Além de ter papel fundamental no mercado tecnológico, a Hi-mix também se preocupa com questões ambientais. Tanto que, pensando nas futuras gerações, além do atendimento a normas ambientais, a Hi-mix realiza a solução de gestão de fim de vida de lixos eletrônicos.

“É mais uma opção em nosso portfólio de serviços, que busca proteger a integridade do seu projeto, ter visão de futuro e respeitar as normas ambientais estabelecidas”, observa.

Outro ponto é a parceria com a ecoSolys, por meio da qual é desenvolvida e fabricada uma linha completa de produtos, como inversores solares, geradores e acessórios, essenciais para o funcionamento perfeito de sistemas fotovoltaicos.

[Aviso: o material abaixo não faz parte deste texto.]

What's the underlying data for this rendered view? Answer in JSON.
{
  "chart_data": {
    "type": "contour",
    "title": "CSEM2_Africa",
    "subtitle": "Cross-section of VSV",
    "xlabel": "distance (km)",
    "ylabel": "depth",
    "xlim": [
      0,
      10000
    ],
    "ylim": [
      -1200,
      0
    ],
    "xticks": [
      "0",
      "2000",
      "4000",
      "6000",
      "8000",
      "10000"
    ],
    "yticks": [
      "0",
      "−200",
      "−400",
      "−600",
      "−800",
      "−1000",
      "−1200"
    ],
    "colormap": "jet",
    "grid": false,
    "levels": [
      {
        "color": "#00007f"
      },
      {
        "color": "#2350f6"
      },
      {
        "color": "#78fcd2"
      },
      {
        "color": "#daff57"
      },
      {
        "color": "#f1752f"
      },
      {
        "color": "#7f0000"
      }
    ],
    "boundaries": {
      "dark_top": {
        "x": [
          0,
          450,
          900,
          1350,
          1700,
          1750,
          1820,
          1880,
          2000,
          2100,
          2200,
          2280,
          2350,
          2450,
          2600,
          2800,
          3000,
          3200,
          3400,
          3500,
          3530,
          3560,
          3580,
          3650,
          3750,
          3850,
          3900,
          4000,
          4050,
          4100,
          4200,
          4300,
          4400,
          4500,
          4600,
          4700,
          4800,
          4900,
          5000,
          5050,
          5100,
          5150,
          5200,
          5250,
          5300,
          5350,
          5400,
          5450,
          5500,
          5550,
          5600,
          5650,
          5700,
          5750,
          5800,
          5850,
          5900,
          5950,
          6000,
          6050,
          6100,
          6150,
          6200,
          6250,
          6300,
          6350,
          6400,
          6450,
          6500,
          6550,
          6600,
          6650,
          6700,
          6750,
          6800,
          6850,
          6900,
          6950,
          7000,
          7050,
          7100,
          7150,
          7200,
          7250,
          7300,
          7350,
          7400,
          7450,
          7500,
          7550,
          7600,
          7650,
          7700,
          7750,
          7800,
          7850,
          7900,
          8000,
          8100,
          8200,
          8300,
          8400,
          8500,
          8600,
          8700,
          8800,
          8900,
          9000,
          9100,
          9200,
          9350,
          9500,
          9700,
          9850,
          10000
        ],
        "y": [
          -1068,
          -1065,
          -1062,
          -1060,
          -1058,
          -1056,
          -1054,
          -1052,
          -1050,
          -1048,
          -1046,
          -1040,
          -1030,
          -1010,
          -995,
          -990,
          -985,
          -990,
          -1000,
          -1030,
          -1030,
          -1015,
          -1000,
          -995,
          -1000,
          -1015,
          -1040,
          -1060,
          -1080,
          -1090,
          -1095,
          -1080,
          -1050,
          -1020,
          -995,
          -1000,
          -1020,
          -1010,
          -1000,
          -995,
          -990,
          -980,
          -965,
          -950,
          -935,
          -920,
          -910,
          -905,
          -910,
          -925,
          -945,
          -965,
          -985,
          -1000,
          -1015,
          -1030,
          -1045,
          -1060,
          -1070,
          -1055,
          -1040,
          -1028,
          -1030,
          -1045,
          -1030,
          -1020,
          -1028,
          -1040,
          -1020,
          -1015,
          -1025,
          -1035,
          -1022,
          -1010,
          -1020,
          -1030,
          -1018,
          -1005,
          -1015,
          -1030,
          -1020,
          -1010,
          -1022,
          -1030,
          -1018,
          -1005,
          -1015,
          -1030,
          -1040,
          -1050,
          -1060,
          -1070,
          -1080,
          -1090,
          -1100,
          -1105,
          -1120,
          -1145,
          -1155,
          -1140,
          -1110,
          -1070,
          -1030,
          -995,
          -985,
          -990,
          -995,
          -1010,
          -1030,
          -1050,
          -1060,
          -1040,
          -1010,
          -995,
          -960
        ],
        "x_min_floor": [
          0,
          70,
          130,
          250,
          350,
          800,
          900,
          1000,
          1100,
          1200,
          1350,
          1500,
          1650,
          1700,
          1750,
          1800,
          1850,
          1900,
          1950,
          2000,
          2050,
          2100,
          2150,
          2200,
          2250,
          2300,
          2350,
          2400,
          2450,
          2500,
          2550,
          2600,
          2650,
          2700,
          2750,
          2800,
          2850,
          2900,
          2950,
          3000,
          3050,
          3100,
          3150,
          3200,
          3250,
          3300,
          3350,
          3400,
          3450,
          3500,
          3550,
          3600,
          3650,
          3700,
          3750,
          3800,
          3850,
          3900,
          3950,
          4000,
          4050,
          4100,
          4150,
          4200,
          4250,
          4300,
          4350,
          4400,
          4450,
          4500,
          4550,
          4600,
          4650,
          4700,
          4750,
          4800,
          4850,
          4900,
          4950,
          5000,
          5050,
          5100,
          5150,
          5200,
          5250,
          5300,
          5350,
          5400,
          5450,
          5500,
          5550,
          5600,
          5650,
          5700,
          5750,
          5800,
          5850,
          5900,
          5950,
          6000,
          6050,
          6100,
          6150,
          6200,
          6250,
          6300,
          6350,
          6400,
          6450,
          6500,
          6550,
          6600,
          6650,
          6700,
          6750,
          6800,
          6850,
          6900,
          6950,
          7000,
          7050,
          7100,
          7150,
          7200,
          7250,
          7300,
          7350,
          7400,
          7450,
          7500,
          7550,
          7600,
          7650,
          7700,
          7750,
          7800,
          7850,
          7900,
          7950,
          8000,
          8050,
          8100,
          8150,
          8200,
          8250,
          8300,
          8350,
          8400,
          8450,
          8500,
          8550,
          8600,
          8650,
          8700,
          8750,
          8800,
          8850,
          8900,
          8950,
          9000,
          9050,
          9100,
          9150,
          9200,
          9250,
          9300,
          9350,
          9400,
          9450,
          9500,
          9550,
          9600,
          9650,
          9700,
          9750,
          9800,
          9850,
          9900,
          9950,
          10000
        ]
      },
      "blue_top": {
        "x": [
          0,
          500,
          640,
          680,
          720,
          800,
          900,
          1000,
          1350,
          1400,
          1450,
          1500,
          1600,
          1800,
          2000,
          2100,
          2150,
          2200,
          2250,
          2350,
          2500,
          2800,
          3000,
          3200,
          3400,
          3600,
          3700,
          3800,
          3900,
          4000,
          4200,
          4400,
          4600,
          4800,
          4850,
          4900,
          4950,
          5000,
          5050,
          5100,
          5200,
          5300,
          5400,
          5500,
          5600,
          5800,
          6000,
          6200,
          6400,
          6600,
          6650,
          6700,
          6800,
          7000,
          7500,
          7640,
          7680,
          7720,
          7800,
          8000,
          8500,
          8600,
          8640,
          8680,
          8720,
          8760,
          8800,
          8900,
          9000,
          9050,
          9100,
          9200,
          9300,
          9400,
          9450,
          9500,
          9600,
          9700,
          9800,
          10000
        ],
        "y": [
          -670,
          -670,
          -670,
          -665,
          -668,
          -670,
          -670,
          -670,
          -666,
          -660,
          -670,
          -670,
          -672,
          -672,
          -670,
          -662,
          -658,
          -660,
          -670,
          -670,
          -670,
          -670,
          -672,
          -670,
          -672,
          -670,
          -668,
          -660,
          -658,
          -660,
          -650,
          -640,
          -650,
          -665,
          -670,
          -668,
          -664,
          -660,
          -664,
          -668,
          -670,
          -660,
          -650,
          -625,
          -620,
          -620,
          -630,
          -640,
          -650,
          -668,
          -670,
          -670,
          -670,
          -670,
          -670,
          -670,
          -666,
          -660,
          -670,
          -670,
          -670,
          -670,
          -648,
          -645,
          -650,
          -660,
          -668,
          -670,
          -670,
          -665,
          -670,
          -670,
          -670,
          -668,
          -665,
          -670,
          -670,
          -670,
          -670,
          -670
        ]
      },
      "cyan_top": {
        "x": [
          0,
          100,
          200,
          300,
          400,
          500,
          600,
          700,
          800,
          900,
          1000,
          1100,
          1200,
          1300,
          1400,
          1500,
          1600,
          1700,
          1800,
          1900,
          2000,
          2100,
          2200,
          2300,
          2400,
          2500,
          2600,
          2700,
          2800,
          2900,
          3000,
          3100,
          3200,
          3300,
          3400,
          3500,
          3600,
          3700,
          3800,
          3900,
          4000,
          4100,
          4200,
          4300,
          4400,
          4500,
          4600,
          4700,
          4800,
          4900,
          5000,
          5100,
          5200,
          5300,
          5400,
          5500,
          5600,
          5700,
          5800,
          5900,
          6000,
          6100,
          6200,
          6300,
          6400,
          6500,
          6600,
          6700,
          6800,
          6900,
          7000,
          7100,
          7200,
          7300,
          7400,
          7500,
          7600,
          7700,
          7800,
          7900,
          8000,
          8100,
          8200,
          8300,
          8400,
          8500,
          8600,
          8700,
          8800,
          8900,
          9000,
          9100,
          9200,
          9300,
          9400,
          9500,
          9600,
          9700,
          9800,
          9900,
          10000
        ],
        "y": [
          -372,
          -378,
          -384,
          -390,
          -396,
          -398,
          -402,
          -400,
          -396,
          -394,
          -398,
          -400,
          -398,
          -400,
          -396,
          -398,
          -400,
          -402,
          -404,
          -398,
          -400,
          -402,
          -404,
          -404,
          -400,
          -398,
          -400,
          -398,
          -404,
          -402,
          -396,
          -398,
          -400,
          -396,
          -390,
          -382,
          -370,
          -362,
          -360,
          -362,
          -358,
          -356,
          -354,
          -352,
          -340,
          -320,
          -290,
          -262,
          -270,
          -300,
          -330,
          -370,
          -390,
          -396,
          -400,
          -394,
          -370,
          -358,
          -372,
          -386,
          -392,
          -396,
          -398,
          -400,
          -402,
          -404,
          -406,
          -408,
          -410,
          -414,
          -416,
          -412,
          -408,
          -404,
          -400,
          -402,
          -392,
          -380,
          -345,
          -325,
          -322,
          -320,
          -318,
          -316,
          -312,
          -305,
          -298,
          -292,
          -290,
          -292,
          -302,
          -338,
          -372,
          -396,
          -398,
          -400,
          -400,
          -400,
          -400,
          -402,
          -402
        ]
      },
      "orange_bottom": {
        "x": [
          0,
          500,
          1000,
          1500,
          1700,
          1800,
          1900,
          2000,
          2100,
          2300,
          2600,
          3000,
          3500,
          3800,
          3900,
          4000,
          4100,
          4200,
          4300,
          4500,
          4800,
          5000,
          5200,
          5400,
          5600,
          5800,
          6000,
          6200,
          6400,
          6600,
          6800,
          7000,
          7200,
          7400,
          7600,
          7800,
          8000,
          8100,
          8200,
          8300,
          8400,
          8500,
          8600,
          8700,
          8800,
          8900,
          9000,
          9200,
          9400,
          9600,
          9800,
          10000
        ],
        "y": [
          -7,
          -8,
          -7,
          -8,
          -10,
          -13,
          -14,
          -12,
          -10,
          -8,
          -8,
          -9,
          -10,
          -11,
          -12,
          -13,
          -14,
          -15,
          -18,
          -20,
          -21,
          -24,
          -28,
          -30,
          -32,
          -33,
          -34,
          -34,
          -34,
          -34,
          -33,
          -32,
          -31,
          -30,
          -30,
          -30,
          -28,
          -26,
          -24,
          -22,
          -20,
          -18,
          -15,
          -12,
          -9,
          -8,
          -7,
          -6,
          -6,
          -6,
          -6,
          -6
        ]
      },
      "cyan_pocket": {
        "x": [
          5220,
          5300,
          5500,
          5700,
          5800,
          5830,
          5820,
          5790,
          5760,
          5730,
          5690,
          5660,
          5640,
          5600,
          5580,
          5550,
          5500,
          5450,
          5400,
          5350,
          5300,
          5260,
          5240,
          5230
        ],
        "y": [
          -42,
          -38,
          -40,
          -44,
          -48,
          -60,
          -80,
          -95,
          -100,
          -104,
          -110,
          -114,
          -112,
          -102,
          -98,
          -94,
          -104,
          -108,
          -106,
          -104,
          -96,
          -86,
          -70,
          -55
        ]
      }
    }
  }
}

“Produzimos o único inversor solar no Brasil, aprovado pelo Instituto Nacional de Metrologia, Qualidade e Tecnologia (Inmetro), e comercializamos a solução completa desde pequenas residências até grandes usinas”, destaca Saito.

Certificações

Outro diferencial da Hi-mix é referente às várias certificações que possui: ISO 9001, ISO 14001, IATF 16949, AS 9100, ISO/IEC 80.079-34, além da mais recente, a ISO 13485.

Com ela, a indústria passa a ter certificação médica e hospitalar, mantendo o comprometimento em entregar o que há de melhor aos clientes.

“Essa certificação faz parte de uma estratégia em conjunto com nossos clientes para busca constante da excelência em processos produtivos. Isso prova o alto nível e complexidade de produtos que produzimos em Pato Branco, desde produtos aeroespacial, produtos automotivos de alta densidade, produtos na área de energia de alta precisão, bem como produtos médico/hospitalar, como desfibriladores e monitores cardíacos”, conclui Saito.